They were proud of their work, and they deserved to be proud. From a rhetorical, a literary, a “standards based” perspective, the Elegy Project was about genre or history or form or poetic constraints, but really, they were about something much, much more important: acknowledging and honoring our pain, and taking some pride in our own survival.

Death is common. Anyone can (and will) do it. Elegies, from my “credible” perspective are about the writer and what the writer is willing to admit to themself about their pain. Or the elegy is about that magical way we connect as human souls — I mean, we sometimes feel sad about the loss of people who never bought us a coffee, drove us to school, made us a meal — we are sometimes sad about people we have never met. Sometimes, we are sad about souls that never were people in our lives but were dogs or cats or goldfish.

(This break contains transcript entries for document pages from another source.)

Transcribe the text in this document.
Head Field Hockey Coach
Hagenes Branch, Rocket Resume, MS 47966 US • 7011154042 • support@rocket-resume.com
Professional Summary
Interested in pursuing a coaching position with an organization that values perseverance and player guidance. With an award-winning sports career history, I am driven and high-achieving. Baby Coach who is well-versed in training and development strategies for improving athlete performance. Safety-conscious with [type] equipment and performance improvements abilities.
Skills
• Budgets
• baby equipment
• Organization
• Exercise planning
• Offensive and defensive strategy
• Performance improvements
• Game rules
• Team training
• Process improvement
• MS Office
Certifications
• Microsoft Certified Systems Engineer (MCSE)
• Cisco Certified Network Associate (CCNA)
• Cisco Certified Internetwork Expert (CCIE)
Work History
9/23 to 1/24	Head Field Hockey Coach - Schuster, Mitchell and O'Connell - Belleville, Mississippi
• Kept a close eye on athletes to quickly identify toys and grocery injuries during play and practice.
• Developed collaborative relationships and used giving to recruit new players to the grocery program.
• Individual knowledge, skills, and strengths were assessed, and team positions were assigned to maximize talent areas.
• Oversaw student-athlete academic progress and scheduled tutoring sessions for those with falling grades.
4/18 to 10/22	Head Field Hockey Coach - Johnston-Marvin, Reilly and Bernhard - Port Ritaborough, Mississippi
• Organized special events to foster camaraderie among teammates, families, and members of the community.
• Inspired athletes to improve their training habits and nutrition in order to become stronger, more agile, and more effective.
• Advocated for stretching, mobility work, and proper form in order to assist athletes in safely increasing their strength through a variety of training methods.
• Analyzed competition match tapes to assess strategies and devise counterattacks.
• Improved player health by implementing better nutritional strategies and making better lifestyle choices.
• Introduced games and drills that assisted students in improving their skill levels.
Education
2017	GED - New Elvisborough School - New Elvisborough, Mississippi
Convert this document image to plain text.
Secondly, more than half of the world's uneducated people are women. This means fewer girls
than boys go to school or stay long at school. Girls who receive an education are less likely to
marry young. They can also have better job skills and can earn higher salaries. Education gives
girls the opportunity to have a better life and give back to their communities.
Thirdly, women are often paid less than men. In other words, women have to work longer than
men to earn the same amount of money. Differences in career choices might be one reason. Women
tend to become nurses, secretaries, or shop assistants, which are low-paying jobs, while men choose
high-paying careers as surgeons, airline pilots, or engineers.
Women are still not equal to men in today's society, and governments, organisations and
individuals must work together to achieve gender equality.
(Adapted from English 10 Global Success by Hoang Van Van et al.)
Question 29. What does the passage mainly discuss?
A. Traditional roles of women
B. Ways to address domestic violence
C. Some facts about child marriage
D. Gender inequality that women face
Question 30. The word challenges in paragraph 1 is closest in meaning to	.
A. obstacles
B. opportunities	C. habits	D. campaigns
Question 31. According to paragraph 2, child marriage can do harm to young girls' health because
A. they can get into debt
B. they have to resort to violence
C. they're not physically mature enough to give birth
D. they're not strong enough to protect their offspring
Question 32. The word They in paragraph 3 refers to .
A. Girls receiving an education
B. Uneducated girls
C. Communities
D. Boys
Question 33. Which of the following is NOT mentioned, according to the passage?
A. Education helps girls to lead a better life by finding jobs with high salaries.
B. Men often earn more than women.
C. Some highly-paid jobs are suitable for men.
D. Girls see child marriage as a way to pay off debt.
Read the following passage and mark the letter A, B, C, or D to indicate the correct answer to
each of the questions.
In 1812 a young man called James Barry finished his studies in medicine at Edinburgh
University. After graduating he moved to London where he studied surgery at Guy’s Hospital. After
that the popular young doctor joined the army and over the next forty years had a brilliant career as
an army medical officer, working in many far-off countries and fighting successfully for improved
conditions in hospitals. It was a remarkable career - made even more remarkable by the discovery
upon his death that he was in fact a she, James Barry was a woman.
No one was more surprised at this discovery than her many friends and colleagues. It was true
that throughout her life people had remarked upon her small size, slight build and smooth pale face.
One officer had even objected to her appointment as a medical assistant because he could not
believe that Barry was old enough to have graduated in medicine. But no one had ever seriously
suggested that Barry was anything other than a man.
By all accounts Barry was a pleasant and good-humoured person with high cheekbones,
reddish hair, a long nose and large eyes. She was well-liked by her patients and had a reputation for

We connect, we attach, it’s the best and worst part about being human. All this to say, every kid elegy was — in my highly credible opinion — very good. When we make something, out of words, wood, clay, sound, et al, that’s of God. At least that’s a new conviction of mine. And even though there is matter involved in most all making, its not the matter that counts because when we make art molecules are the means but not the true medium,
We’ve all been through it this year, so we wrote elegies.
Death — whether literal or figurative — is common, and for every death there is an antidote, a vengeance, and it is art.